Chissà se in quei momenti di gioco lo zio non pensava alle sue bambine ormai donne mentre lui forse le ricordava ancora piccolissime come quando le aveva lasciate. Quale sofferenza poteva provare senza poterla mai comunicare a nessuno.
L’animo di Valentina era agitato da mille pensieri, dibattuta fra la rabbia, la pena, e la comprensione. Ripassò in rassegna alcuni momenti della sua vita e si ricordò di una conversazione quando ormai giovinetta lo zio le disse:”Tu sei grande ormai, devi stare sempre attenta alla tua scelta. Se sbagli la persona che deve stare con te quell’errore lo paghi per tutta la vita”.

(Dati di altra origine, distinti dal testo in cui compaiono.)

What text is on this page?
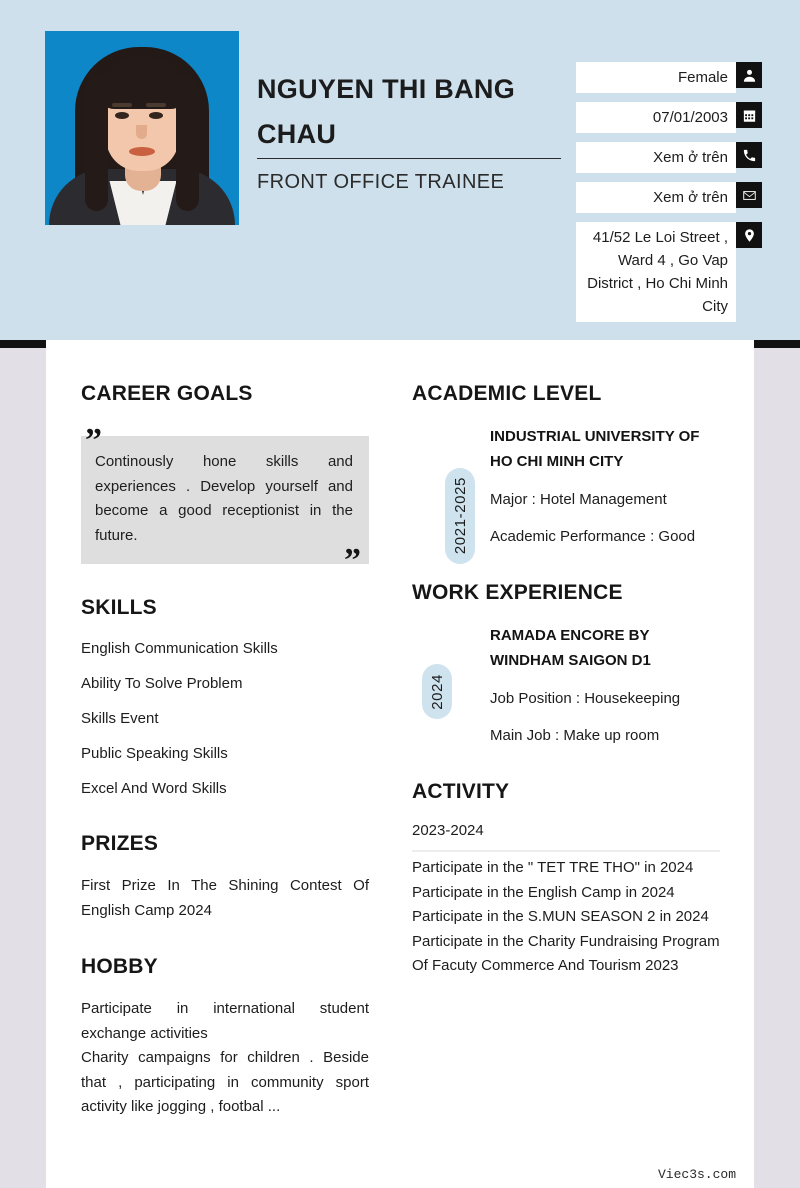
NGUYEN THI BANG CHAU
FRONT OFFICE TRAINEE
Female
07/01/2003
Xem ở trên
Xem ở trên
41/52 Le Loi Street , Ward 4 , Go Vap District , Ho Chi Minh City
CAREER GOALS
”
Continously hone skills and experiences . Develop yourself and become a good receptionist in the future.
”
SKILLS
English Communication Skills
Ability To Solve Problem
Skills Event
Public Speaking Skills
Excel And Word Skills
PRIZES
First Prize In The Shining Contest Of English Camp 2024
HOBBY
Participate in international student exchange activities
Charity campaigns for children . Beside that , participating in community sport activity like jogging , footbal ...
ACADEMIC LEVEL
2021-2025
INDUSTRIAL UNIVERSITY OF HO CHI MINH CITY
Major : Hotel Management
Academic Performance : Good
WORK EXPERIENCE
2024
RAMADA ENCORE BY WINDHAM SAIGON D1
Job Position : Housekeeping
Main Job : Make up room
ACTIVITY
2023-2024
Participate in the " TET TRE THO" in 2024
Participate in the English Camp in 2024
Participate in the S.MUN SEASON 2 in 2024
Participate in the Charity Fundraising Program Of Facuty Commerce And Tourism 2023
Viec3s.com
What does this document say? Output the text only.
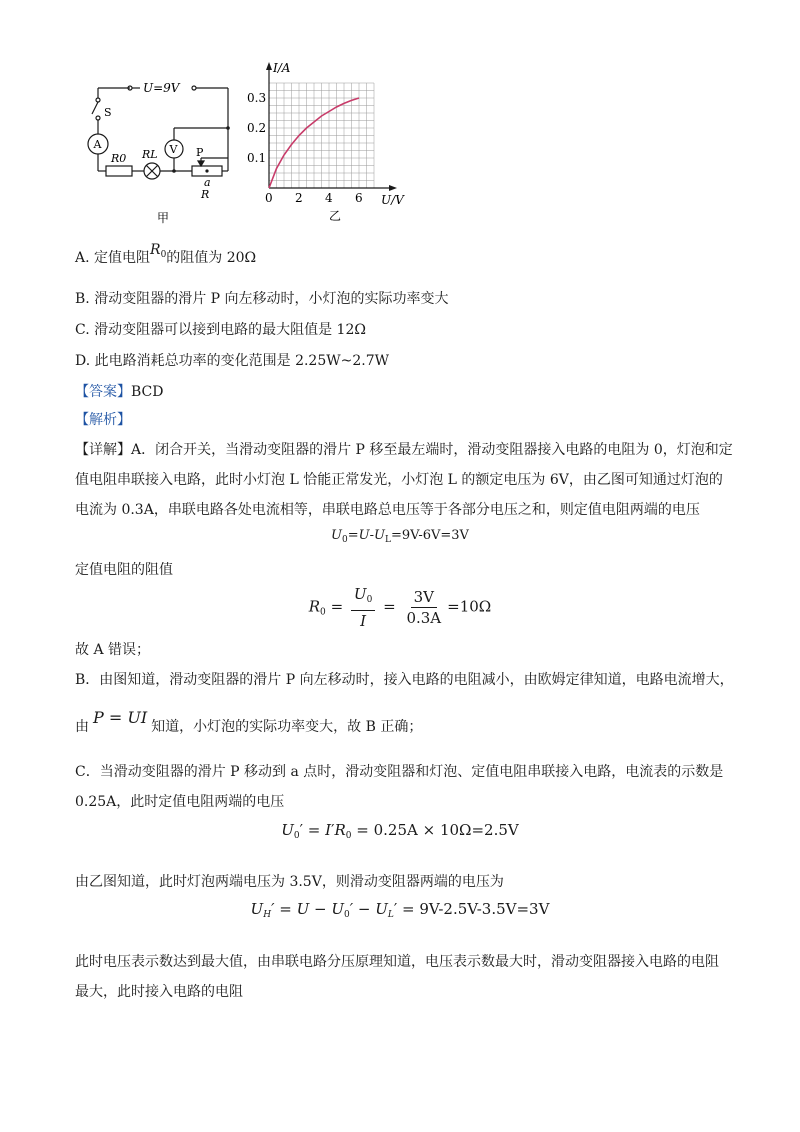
U=9V
S
A	V
R0 RL	P
a
R
甲
0 2 4 6
0.1
0.2
0.3
I/A
U/V
乙
A. 定值电阻$R_0$的阻值为 20Ω
B. 滑动变阻器的滑片 P 向左移动时，小灯泡的实际功率变大
C. 滑动变阻器可以接到电路的最大阻值是 12Ω
D. 此电路消耗总功率的变化范围是 2.25W~2.7W
【答案】BCD
【解析】
【详解】A．闭合开关，当滑动变阻器的滑片 P 移至最左端时，滑动变阻器接入电路的电阻为 0，灯泡和定
值电阻串联接入电路，此时小灯泡 L 恰能正常发光，小灯泡 L 的额定电压为 6V，由乙图可知通过灯泡的
电流为 0.3A，串联电路各处电流相等，串联电路总电压等于各部分电压之和，则定值电阻两端的电压
$U_0=U-U_L=9V-6V=3V$
定值电阻的阻值
$R_0 = \frac{U_0}{I} = \frac{3V}{0.3A} =10\Omega$
故 A 错误；
B．由图知道，滑动变阻器的滑片 P 向左移动时，接入电路的电阻减小，由欧姆定律知道，电路电流增大，
由 P = UI 知道，小灯泡的实际功率变大，故 B 正确；
C．当滑动变阻器的滑片 P 移动到 a 点时，滑动变阻器和灯泡、定值电阻串联接入电路，电流表的示数是
0.25A，此时定值电阻两端的电压
$U_0' = I'R_0 = 0.25A \times 10\Omega=2.5V$
由乙图知道，此时灯泡两端电压为 3.5V，则滑动变阻器两端的电压为
$U_H' = U - U_0' - U_L' = 9V-2.5V-3.5V=3V$
此时电压表示数达到最大值，由串联电路分压原理知道，电压表示数最大时，滑动变阻器接入电路的电阻
最大，此时接入电路的电阻
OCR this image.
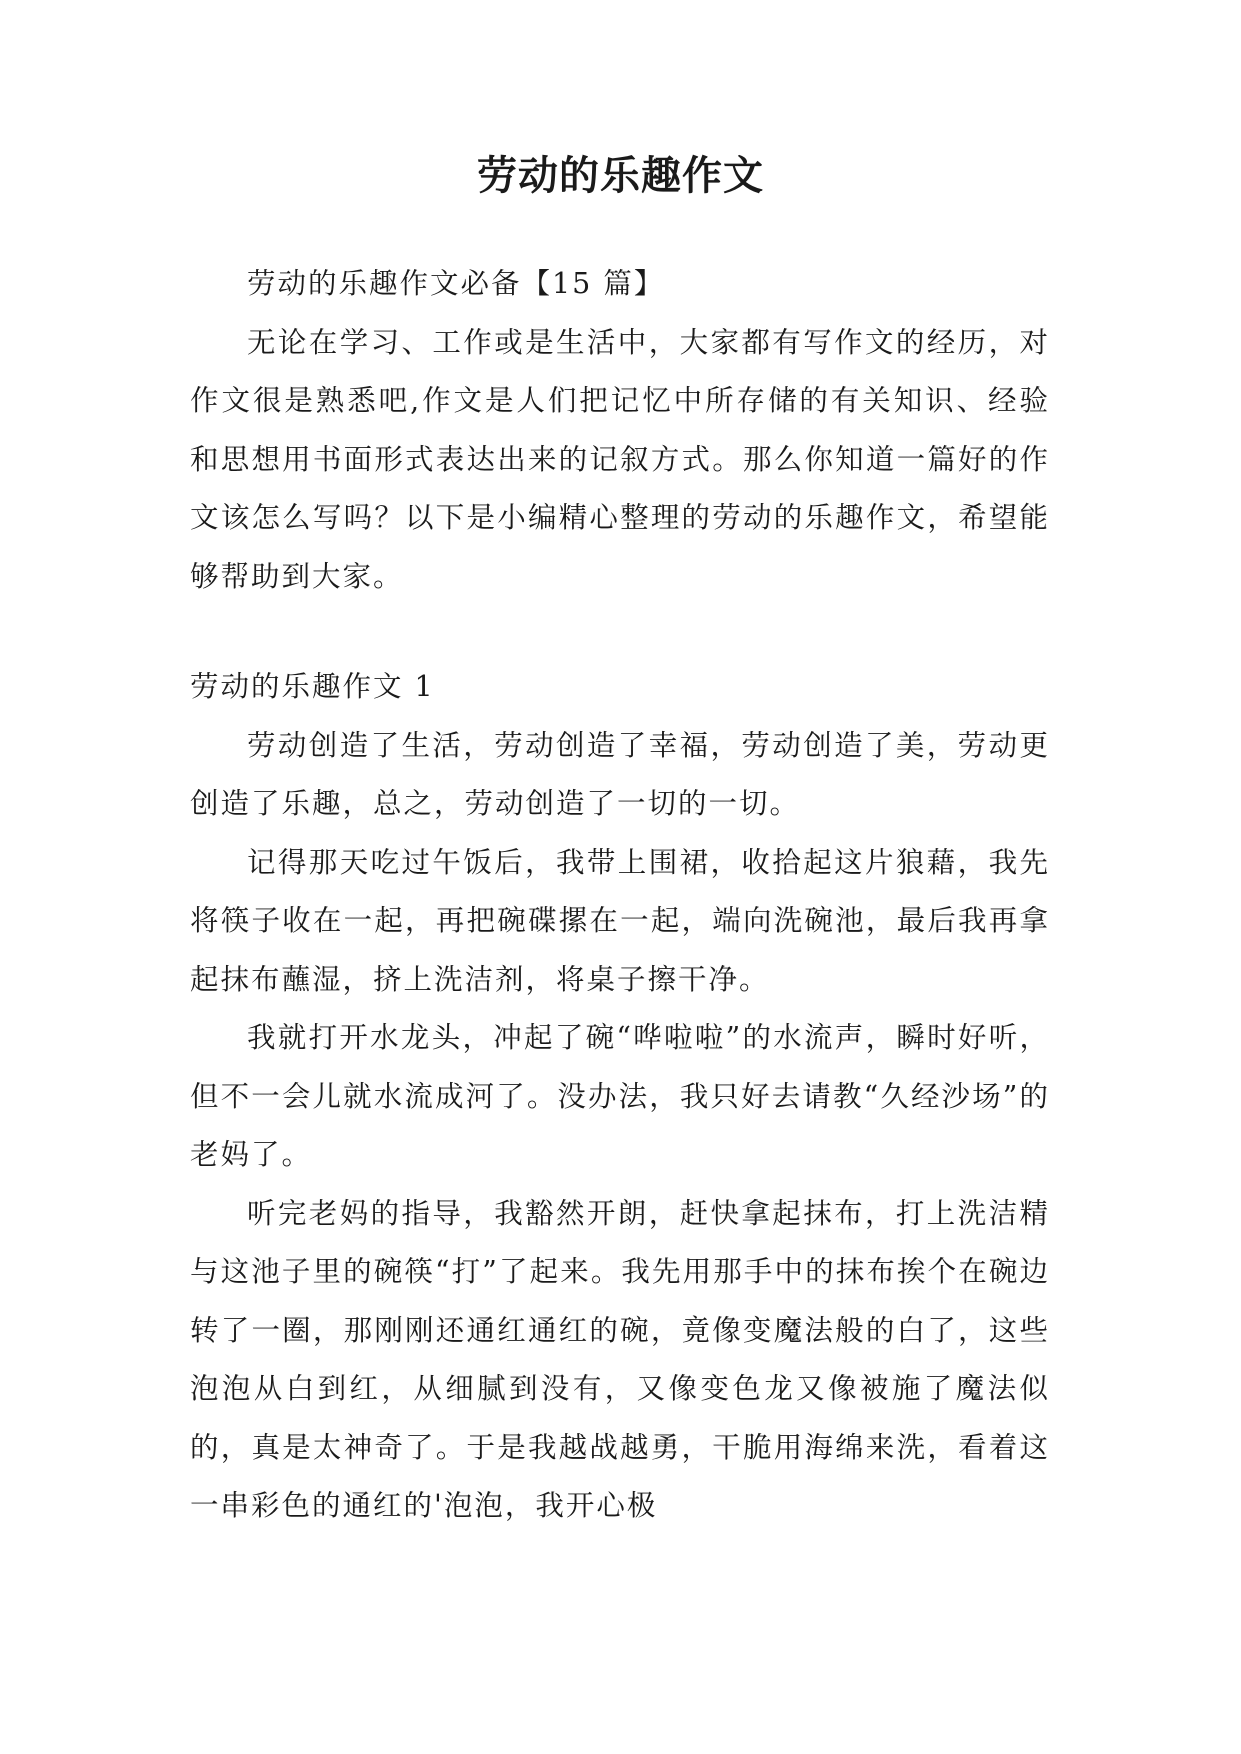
劳动的乐趣作文

劳动的乐趣作文必备【15 篇】

无论在学习、工作或是生活中，大家都有写作文的经历，对作文很是熟悉吧,作文是人们把记忆中所存储的有关知识、经验和思想用书面形式表达出来的记叙方式。那么你知道一篇好的作文该怎么写吗？以下是小编精心整理的劳动的乐趣作文，希望能够帮助到大家。

劳动的乐趣作文 1

劳动创造了生活，劳动创造了幸福，劳动创造了美，劳动更创造了乐趣，总之，劳动创造了一切的一切。

记得那天吃过午饭后，我带上围裙，收拾起这片狼藉，我先将筷子收在一起，再把碗碟摞在一起，端向洗碗池，最后我再拿起抹布蘸湿，挤上洗洁剂，将桌子擦干净。

我就打开水龙头，冲起了碗“哗啦啦”的水流声，瞬时好听，但不一会儿就水流成河了。没办法，我只好去请教“久经沙场”的老妈了。

听完老妈的指导，我豁然开朗，赶快拿起抹布，打上洗洁精与这池子里的碗筷“打”了起来。我先用那手中的抹布挨个在碗边转了一圈，那刚刚还通红通红的碗，竟像变魔法般的白了，这些泡泡从白到红，从细腻到没有，又像变色龙又像被施了魔法似的，真是太神奇了。于是我越战越勇，干脆用海绵来洗，看着这一串彩色的通红的'泡泡，我开心极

All’improvviso lo vide sul letto di morte. Soffriva, ma sembrava che un pensiero solo lo affliggesse. Con un soffio di voce ripeteva di continuo una frase che lei in quel momento non capiva. “Non ho neppure una foto”, diceva nell’affanno di morte.
Ora finalmente Valentina si dava ragione di quelle parole sofferte, ripetute, incomprese. Fra tutti quelli che gli stavano intorno lo zio forse cercava le sue due bambine, le cercava disperatamente, non le aveva mai dimenticate.
Chi sono io per giudicare un uomo?”, sospirò Valentina, e si accorse che la sua rabbia iniziale, la delusione, avevano ceduto il posto a quell’affetto che aveva avuto per lui quando era ancora in vita.
E Roberto? Ma quella è un’altra storia.